Cloud-Storage als E-Mail-Lösung hat sich längst etabliert. Statt riesige Anhänge zu versenden, teilt ihr einfach Links zu euren Dateien. Das ist nicht nur platzsparender, sondern auch praktiischer: Die Empfänger können die Dateien herunterladen, wann sie wollen, ohne dass ihre Mailbox überquillt.

Dropbox gehört nach wie vor zu den beliebtesten Anbietern für Cloud-Speicher. Der kostenlose Plan bietet inzwischen 2 GB Speicherplatz – weniger als früher, aber immer noch ausreichend für gelegentliche Dateifreigaben. Wer mehr braucht, kann durch Werbeaktionen oder Empfehlungen zusätzlichen Speicher erhalten. Die kostenpflichtigen Pläne starten bei etwa 10 Euro monatlich für 2 TB.

Die Integration von Dropbox in Gmail funktioniert heute deutlich reibungsloser als früher. Google hat seine Workspace-Integration massiv ausgebaut und unterstützt nativ verschiedene Cloud-Anbieter. Wenn ihr eine Datei in Gmail anhängen wollt, die größer als 25 MB ist, schlägt Gmail automatisch vor, sie in Google Drive hochzuladen. Aber auch andere Cloud-Dienste lassen sich problemlos einbinden.

dropbox-gmail-add-on

Für Dropbox-Nutzer gibt es mehrere Möglichkeiten der Gmail-Integration. Die klassische Chrome-Erweiterung von Dropbox existiert noch immer, wurde aber deutlich überarbeitet. Sie fügt sich nahtlos in die Gmail-Oberfläche ein und erlaubt es, direkt aus der Dropbox-Cloud heraus Dateien zu verlinken. Dabei seht ihr Vorschaubilder und könnt die Berechtigungen direkt festlegen.
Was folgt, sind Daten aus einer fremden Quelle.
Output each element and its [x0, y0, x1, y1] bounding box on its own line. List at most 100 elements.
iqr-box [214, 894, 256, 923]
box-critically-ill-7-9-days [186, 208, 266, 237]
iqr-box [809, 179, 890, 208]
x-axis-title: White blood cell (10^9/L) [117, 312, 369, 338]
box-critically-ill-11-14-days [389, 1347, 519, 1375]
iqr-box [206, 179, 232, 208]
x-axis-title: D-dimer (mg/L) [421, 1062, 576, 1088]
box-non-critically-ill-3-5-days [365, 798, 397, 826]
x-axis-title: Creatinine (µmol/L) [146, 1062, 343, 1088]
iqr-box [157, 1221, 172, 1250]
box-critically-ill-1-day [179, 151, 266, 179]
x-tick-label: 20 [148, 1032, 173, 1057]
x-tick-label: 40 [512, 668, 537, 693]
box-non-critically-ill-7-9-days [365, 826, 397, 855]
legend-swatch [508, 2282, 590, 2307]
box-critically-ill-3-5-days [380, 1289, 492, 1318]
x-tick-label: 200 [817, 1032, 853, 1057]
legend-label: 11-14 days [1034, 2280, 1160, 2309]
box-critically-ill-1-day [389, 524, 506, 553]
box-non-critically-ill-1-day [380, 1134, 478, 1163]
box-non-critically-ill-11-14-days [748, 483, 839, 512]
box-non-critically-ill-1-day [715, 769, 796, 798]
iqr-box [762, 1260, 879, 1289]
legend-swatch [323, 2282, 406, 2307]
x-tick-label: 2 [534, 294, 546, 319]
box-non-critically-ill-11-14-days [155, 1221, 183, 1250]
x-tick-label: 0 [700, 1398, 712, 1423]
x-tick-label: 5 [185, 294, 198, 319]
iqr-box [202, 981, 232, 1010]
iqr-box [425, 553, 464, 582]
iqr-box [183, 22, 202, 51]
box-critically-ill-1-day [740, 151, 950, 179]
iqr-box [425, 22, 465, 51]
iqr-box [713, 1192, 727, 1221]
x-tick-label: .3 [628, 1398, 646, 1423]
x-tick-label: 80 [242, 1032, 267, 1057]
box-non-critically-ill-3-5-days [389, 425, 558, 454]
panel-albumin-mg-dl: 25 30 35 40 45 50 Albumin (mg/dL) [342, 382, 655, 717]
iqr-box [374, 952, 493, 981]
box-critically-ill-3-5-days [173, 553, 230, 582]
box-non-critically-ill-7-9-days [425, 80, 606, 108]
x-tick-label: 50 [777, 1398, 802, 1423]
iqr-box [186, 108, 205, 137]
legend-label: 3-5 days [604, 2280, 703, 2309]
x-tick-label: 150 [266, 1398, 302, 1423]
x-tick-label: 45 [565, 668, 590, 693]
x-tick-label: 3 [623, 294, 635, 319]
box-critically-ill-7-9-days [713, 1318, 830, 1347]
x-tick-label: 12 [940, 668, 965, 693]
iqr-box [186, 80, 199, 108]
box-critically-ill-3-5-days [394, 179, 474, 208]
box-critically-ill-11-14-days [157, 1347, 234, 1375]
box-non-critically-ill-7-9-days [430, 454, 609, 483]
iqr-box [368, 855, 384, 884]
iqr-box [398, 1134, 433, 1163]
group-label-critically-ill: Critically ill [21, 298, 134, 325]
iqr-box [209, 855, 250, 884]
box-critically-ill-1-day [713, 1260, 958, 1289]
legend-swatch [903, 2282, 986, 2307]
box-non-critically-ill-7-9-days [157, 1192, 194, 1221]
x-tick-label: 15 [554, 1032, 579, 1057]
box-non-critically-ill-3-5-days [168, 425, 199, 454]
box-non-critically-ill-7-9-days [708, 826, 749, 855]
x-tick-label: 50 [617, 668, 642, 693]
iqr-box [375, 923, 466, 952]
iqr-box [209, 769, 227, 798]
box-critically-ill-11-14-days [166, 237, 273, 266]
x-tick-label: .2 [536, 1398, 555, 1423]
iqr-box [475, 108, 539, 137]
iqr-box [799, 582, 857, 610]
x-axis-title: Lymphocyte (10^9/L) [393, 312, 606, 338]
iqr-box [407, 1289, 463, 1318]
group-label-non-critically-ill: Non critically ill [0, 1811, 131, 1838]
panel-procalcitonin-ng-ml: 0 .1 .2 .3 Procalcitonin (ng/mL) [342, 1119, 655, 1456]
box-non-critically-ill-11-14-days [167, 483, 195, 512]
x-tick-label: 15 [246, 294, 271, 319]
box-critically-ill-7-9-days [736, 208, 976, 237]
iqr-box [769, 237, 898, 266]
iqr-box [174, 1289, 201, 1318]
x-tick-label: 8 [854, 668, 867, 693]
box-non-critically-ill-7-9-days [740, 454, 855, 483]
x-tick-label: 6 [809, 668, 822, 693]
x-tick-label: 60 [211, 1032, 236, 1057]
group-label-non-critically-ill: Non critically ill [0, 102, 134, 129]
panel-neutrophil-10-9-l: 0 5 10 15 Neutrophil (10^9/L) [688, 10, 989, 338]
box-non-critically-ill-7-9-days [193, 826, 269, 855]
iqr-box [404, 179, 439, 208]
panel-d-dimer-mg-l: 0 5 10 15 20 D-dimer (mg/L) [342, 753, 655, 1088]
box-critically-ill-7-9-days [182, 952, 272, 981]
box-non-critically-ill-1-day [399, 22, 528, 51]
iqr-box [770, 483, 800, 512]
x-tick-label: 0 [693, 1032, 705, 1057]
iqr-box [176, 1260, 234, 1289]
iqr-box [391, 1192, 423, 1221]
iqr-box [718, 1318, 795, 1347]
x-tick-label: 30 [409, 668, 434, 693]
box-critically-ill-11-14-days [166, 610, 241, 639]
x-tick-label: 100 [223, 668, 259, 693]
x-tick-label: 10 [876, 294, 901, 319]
Neu ist die erweiterte Kollaborations-Funktion: Wenn ihr Dropbox-Links in Gmail teilt, können die Empfänger nicht nur die Dateien herunterladen, sondern bei entsprechenden Berechtigungen auch gemeinsam bearbeiten. Das funktioniert besonders gut mit Office-Dokumenten, die Dropbox inzwischen direkt im Browser öffnen kann.

Ein praktisches Feature ist die automatische Ablaufzeit für geteilte Links. Ihr könnt festlegen, dass Links nach einer bestimmten Zeit ihre Gültigkeit verlieren – praktisch für sensible Inhalte oder zeitbegrenzte Projekte. Diese Funktion war früher Premium-Nutzern vorbehalten, ist aber mittlerweile auch in günstigeren Plänen verfügbar.

Alternativ zu Browser-Erweiterungen könnt ihr auch die Mobile-Apps nutzen. Sowohl die Gmail- als auch die Dropbox-App auf Android und iOS unterstützen das nahtlose Teilen von Dateien. Tippt in der Gmail-App auf das Büroklammer-Symbol und wählt „Datei anhängen“ – dort findet ihr auch die Option, aus der Dropbox-App zu wählen.

Für Power-User gibt es auch die Möglichkeit, mehrere Cloud-Dienste gleichzeitig zu nutzen. Tools wie MultCloud oder CloudMounter ermöglichen es, verschiedene Cloud-Speicher zu verknüpfen und zentral zu verwalten. So könnt ihr je nach Bedarf zwischen Dropbox, Google Drive, OneDrive oder anderen Anbietern wechseln.

Ein wichtiger Sicherheitsaspekt: Achtet darauf, welche Berechtigungen ihr für geteilte Links vergebt. Dropbox bietet verschiedene Stufen: nur zum Ansehen, zum Bearbeiten oder mit Kommentarfunktion. Links können auch passwortgeschützt werden. Diese Optionen sind besonders wichtig, wenn ihr beruflich sensible Dokumente teilt.

Die Performance hat sich in den letzten Jahren deutlich verbessert. Dropbox nutzt intelligente Synchronisation und lädt nur die Teile von Dateien herunter, die tatsächlich benötigt werden. Bei großen Videodateien oder umfangreichen Präsentationen macht sich das deutlich bemerkbar.

Zukunftstechnologien wie KI-basierte Dateierkennung machen die Arbeit mit Cloud-Links noch komfortabler. Dropbox kann automatisch erkennen, um welche Art von Datei es sich handelt, und entsprechende Vorschläge für die Freigabe machen. Auch die Suche in geteilten Inhalten wird immer präziser.

Fazit: Die Integration von Dropbox in Gmail ist heute ausgereifter denn je. Ob über Browser-Erweiterungen, Mobile-Apps oder native Integration – große Dateien lassen sich problemlos per Link verschicken. Das spart nicht nur Speicherplatz, sondern ermöglicht auch moderne Kollaboration und bessere Kontrolle über geteilte Inhalte.